Configuring clients for Unicode

When you set up a server to work in unicode mode, the client determines what character set to use by examining the current environment and, generally, you should have nothing more to do to get a correct translation. For example a UNIX client examines the LANG or LOCALE variables to determine the appropriate character set. However, there might be situations when you need to override the selection made by the client:

The automatically selected setting is producing bad translations.

See Troubleshooting user workstations in Unicode installations for more information.
You want to use separate workspaces (clients) and each of these needs to use a different character set.
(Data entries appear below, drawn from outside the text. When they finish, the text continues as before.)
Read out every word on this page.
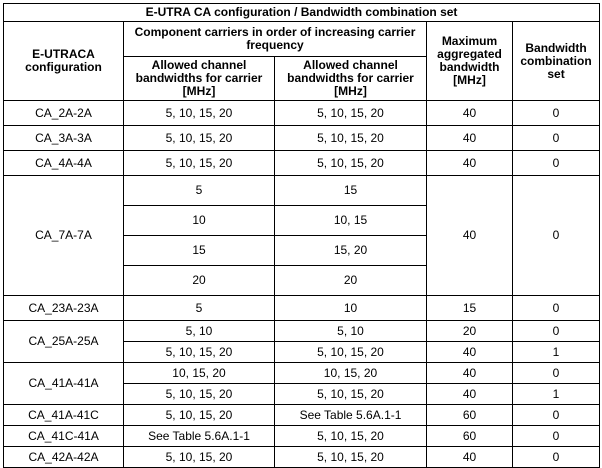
E-UTRA CA configuration / Bandwidth combination set				
E-UTRACA configuration	Component carriers in order of increasing carrier frequency		Maximum aggregated bandwidth [MHz]	Bandwidth combination set
	Allowed channel bandwidths for carrier [MHz]	Allowed channel bandwidths for carrier [MHz]		
CA_2A-2A	5, 10, 15, 20	5, 10, 15, 20	40	0
CA_3A-3A	5, 10, 15, 20	5, 10, 15, 20	40	0
CA_4A-4A	5, 10, 15, 20	5, 10, 15, 20	40	0
CA_7A-7A	5	15	40	0
	10	10, 15		
	15	15, 20		
	20	20		
CA_23A-23A	5	10	15	0
CA_25A-25A	5, 10	5, 10	20	0
	5, 10, 15, 20	5, 10, 15, 20	40	1
CA_41A-41A	10, 15, 20	10, 15, 20	40	0
	5, 10, 15, 20	5, 10, 15, 20	40	1
CA_41A-41C	5, 10, 15, 20	See Table 5.6A.1-1	60	0
CA_41C-41A	See Table 5.6A.1-1	5, 10, 15, 20	60	0
CA_42A-42A	5, 10, 15, 20	5, 10, 15, 20	40	0
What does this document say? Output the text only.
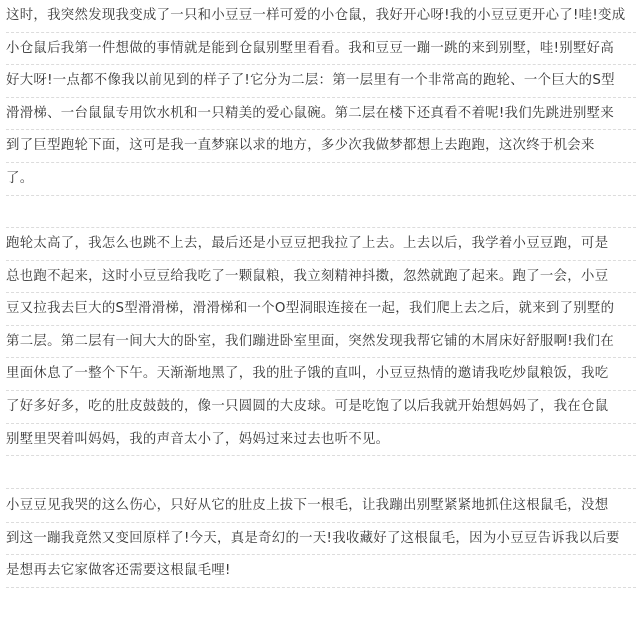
这时，我突然发现我变成了一只和小豆豆一样可爱的小仓鼠，我好开心呀!我的小豆豆更开心了!哇!变成
小仓鼠后我第一件想做的事情就是能到仓鼠别墅里看看。我和豆豆一蹦一跳的来到别墅，哇!别墅好高
好大呀!一点都不像我以前见到的样子了!它分为二层：第一层里有一个非常高的跑轮、一个巨大的S型
滑滑梯、一台鼠鼠专用饮水机和一只精美的爱心鼠碗。第二层在楼下还真看不着呢!我们先跳进别墅来
到了巨型跑轮下面，这可是我一直梦寐以求的地方，多少次我做梦都想上去跑跑，这次终于机会来
了。
跑轮太高了，我怎么也跳不上去，最后还是小豆豆把我拉了上去。上去以后，我学着小豆豆跑，可是
总也跑不起来，这时小豆豆给我吃了一颗鼠粮，我立刻精神抖擞，忽然就跑了起来。跑了一会，小豆
豆又拉我去巨大的S型滑滑梯，滑滑梯和一个O型洞眼连接在一起，我们爬上去之后，就来到了别墅的
第二层。第二层有一间大大的卧室，我们蹦进卧室里面，突然发现我帮它铺的木屑床好舒服啊!我们在
里面休息了一整个下午。天渐渐地黑了，我的肚子饿的直叫，小豆豆热情的邀请我吃炒鼠粮饭，我吃
了好多好多，吃的肚皮鼓鼓的，像一只圆圆的大皮球。可是吃饱了以后我就开始想妈妈了，我在仓鼠
别墅里哭着叫妈妈，我的声音太小了，妈妈过来过去也听不见。
小豆豆见我哭的这么伤心，只好从它的肚皮上拔下一根毛，让我蹦出别墅紧紧地抓住这根鼠毛，没想
到这一蹦我竟然又变回原样了!今天，真是奇幻的一天!我收藏好了这根鼠毛，因为小豆豆告诉我以后要
是想再去它家做客还需要这根鼠毛哩!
In this case, you must set a different P4CHARSET value for each client.
The files you check out need to be accessed by applications for which byte order is important.
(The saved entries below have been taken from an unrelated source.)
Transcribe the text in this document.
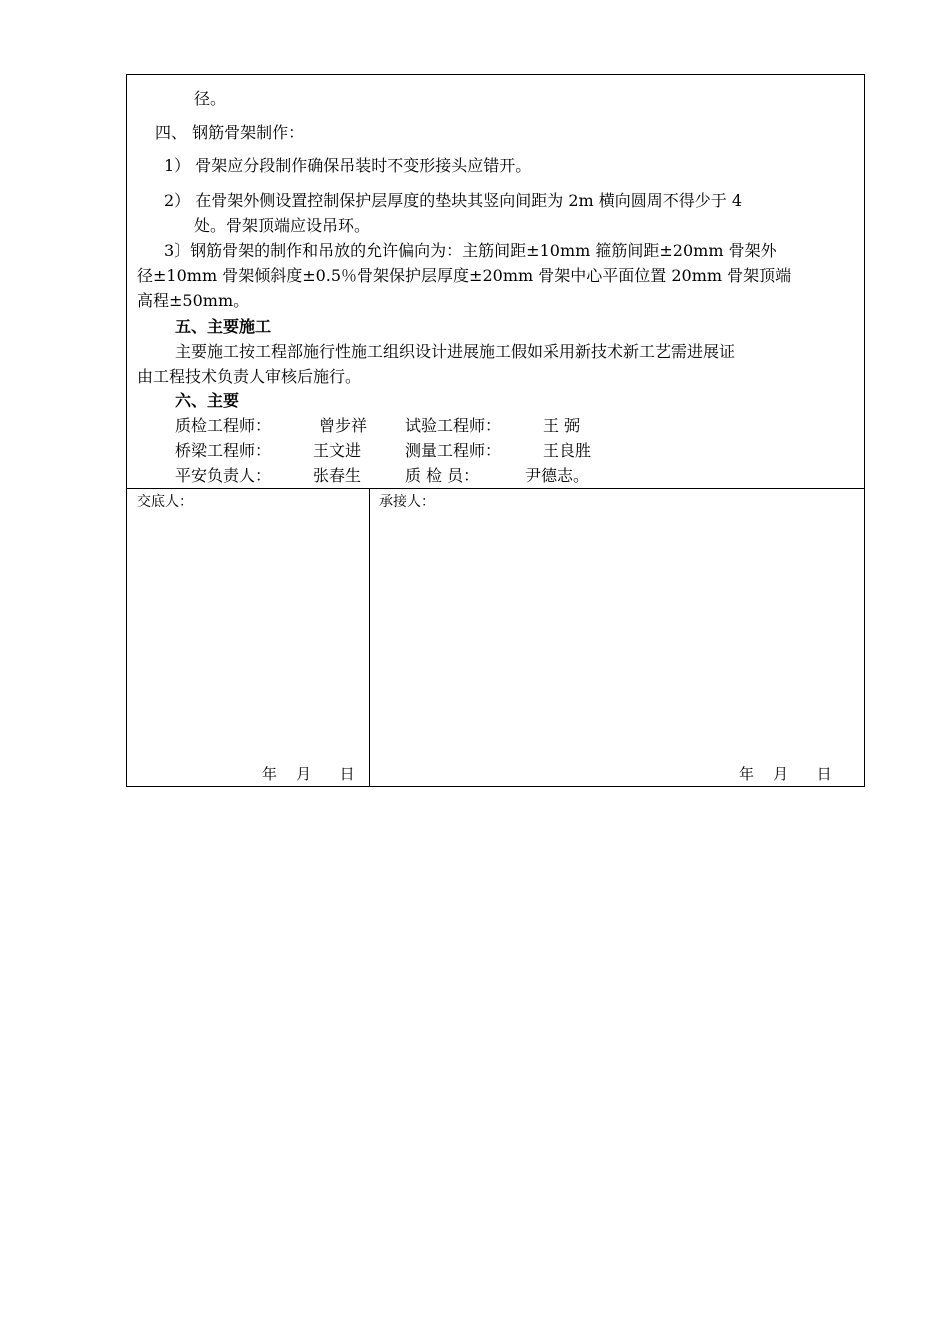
径。
四、 钢筋骨架制作：
1） 骨架应分段制作确保吊装时不变形接头应错开。
2） 在骨架外侧设置控制保护层厚度的垫块其竖向间距为 2m 横向圆周不得少于 4
处。骨架顶端应设吊环。
3〕钢筋骨架的制作和吊放的允许偏向为：主筋间距±10mm 箍筋间距±20mm 骨架外
径±10mm 骨架倾斜度±0.5％骨架保护层厚度±20mm 骨架中心平面位置 20mm 骨架顶端
高程±50mm。
五、主要施工
主要施工按工程部施行性施工组织设计进展施工假如采用新技术新工艺需进展证
由工程技术负责人审核后施行。
六、主要
质检工程师：	曾步祥 试验工程师：	王 弼
桥梁工程师：	王文进	测量工程师：	王良胜
平安负责人：	张春生	质 检 员：	尹德志。
交底人：	承接人：
年    月      日	年    月      日
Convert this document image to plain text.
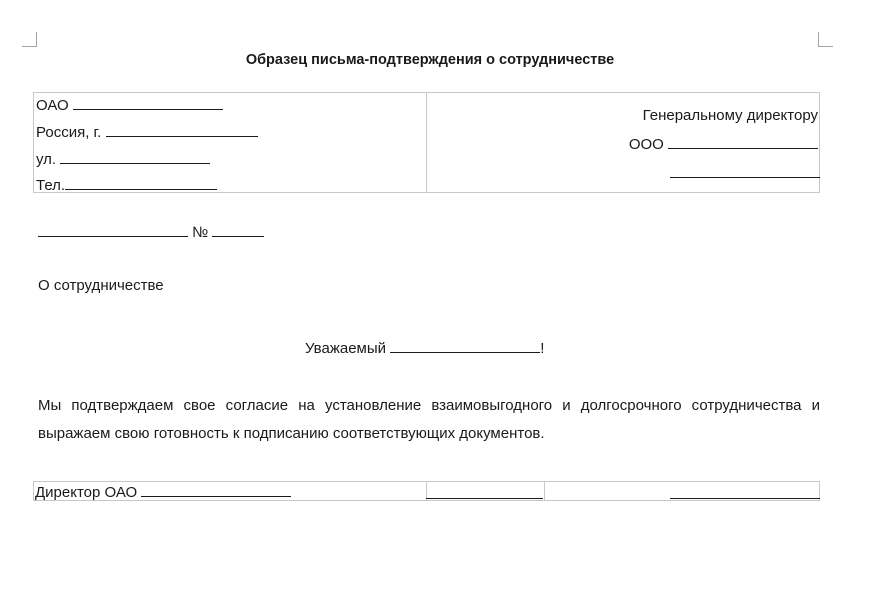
Образец письма-подтверждения о сотрудничестве
ОАО
Россия, г.
ул.
Тел.
Генеральному директору
ООО
№
О сотрудничестве
Уважаемый	!
Мы подтверждаем свое согласие на установление взаимовыгодного и долгосрочного сотрудничества и выражаем свою готовность к подписанию соответствующих документов.
Директор ОАО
See Unicode character sets and Byte Order Markers (BOMs) or more information.
You need to set P4CHARSET to an utf16 or utf32 setting.
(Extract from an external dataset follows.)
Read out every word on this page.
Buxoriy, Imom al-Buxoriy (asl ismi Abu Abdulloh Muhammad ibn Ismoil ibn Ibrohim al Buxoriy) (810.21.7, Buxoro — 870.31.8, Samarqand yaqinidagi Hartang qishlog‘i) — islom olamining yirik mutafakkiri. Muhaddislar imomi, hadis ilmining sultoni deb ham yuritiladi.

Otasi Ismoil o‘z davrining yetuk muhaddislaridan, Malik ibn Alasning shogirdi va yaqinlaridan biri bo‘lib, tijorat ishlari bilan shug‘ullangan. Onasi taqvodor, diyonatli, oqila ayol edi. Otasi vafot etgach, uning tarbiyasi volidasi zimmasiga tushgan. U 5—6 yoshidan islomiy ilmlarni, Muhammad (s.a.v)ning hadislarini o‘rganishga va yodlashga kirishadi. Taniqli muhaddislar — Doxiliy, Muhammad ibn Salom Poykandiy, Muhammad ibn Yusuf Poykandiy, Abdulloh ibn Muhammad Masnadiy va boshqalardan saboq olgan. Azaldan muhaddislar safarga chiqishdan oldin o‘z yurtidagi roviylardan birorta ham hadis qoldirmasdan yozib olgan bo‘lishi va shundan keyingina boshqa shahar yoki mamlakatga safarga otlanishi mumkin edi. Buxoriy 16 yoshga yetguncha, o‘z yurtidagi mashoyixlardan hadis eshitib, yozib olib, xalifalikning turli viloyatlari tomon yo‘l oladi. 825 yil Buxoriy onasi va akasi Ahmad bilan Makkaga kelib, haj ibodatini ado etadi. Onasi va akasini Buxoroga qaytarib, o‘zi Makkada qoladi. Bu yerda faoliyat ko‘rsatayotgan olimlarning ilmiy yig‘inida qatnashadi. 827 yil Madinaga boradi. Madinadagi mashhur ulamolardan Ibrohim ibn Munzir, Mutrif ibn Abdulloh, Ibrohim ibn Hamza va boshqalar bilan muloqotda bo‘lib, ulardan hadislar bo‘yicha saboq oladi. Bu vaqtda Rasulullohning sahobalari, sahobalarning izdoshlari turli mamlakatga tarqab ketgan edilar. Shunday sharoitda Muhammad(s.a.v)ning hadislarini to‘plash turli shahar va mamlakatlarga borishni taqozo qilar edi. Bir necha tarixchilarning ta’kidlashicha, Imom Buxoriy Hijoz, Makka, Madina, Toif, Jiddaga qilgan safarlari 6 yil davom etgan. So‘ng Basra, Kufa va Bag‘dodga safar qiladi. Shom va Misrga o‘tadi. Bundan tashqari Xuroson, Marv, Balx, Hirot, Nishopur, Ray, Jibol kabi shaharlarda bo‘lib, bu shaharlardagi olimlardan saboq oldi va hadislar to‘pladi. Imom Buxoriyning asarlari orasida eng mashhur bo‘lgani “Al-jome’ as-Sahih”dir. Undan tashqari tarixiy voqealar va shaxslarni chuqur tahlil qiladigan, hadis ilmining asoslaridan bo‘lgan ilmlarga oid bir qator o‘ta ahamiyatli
See Controlling translation of server output for more information.
The file is checked out using Helix Server client applications that handle Unicode environments in different ways.

See Using other Helix Server client applications for more information.

In each of these cases, you will need to explicitly set P4CHARSET to an appropriate value or take some other action. To get a list of the possible values for P4CHARSET, use the command:

$ p4 help P4CHARSET

Warning

Do not submit a file using a P4CHARSET that is different than the one you used to sync it; the file is translated in a way that is likely to be incorrect. That is to say, do not change the value of P4CHARSET while files are checked out.

Unicode character sets and Byte Order Markers (BOMs)

Byte order markers (BOMs) are used in Unicode files to specify the order in which multi-byte characters are stored and to identify the file content as Unicode. Not all extended-character file formats use BOMs.

To ensure that such files are translated correctly by the Helix Server when the files are synced or submitted, you must set P4CHARSET to the character set that corresponds to the format used on your workstation by the applications that access them, such as text editors or IDEs. Typically the formats are listed when you save the file using the Save As... menu option.

The following table lists valid settings for P4CHARSET for specifying byte order properties of Unicode files.

Client Unicode format	BOM?	Big or Little-Endian	Set P4CHARSET to	Remarks
UTF-8	No	(N/A)	`utf8`	Suppresses Helix Server UTF-8 validation
	Yes		`utf8-bom`
	No		`utf8unchecked`
	Yes		`utf8unchecked-bom`
UTF-16	Yes	Per client	`utf16`	Synced with a BOM according to the client platform byte order
	Yes	Little	`utf16le`
	Yes	Big	`utf16be`
	No	Per client	`utf16-nobom`
	No	Little	`utf16le-nobom`
	No	Big	`utf16be-nobom`
UTF-32	Yes	Per client	`utf32`	Synced with a BOM according to the client platform byte order
	Yes	Little	`utf32le`
	Yes	Big	`utf32be`
	No	Per client	`utf32-nobom`
	No	Little	`utf32le-nobom`
	No	Big	`utf32be-nobom`

If you set P4CHARSET to a UTF-8 setting, the Helix Server does not translate text files when you sync or submit them. Helix Server does verify that such files contain valid UTF-8 data.

Controlling translation of server output

If you set P4CHARSET to any utf16 or utf32 setting, you must set the P4COMMANDCHARSET to a non-utf16 or non-utf32 character set in which you want server output displayed. "Server output" includes informational and error messages, diff output, and information returned by reporting commands.

To specify P4COMMANDCHARSET on a per-command basis, use the -Q flag. For example, to display all filenames in the depot, as translated using the winansi code page, issue the following command:

C:\> p4 -Q winansi files //...

Using other Helix Server client applications

If you are using other Helix Server client applications, note how they handle Unicode environments:

P4V (Helix Visual Client): the first time you connect to a Unicode-mode server, you are prompted to choose the character encoding. Thereafter, P4V retains your selection in association with the connection. P4V also has a global default setting for Charset. If you set this, it will be used instead of asking you to provide a charset.
P4Eclipse will ask for a charset when connecting to a Unicode-mode server.
P4Merge: To configure the character encoding used by P4Merge, choose P4Merge’s File > Character Encoding... menu option. When launched from P4V, P4Merge uses P4V’s P4CHARSET instead of the one defined in it’s preferences.
P4GT and P4EXP, the Helix Plugin for File Explorer, use environmental settings and will fail with a Unicode-mode server.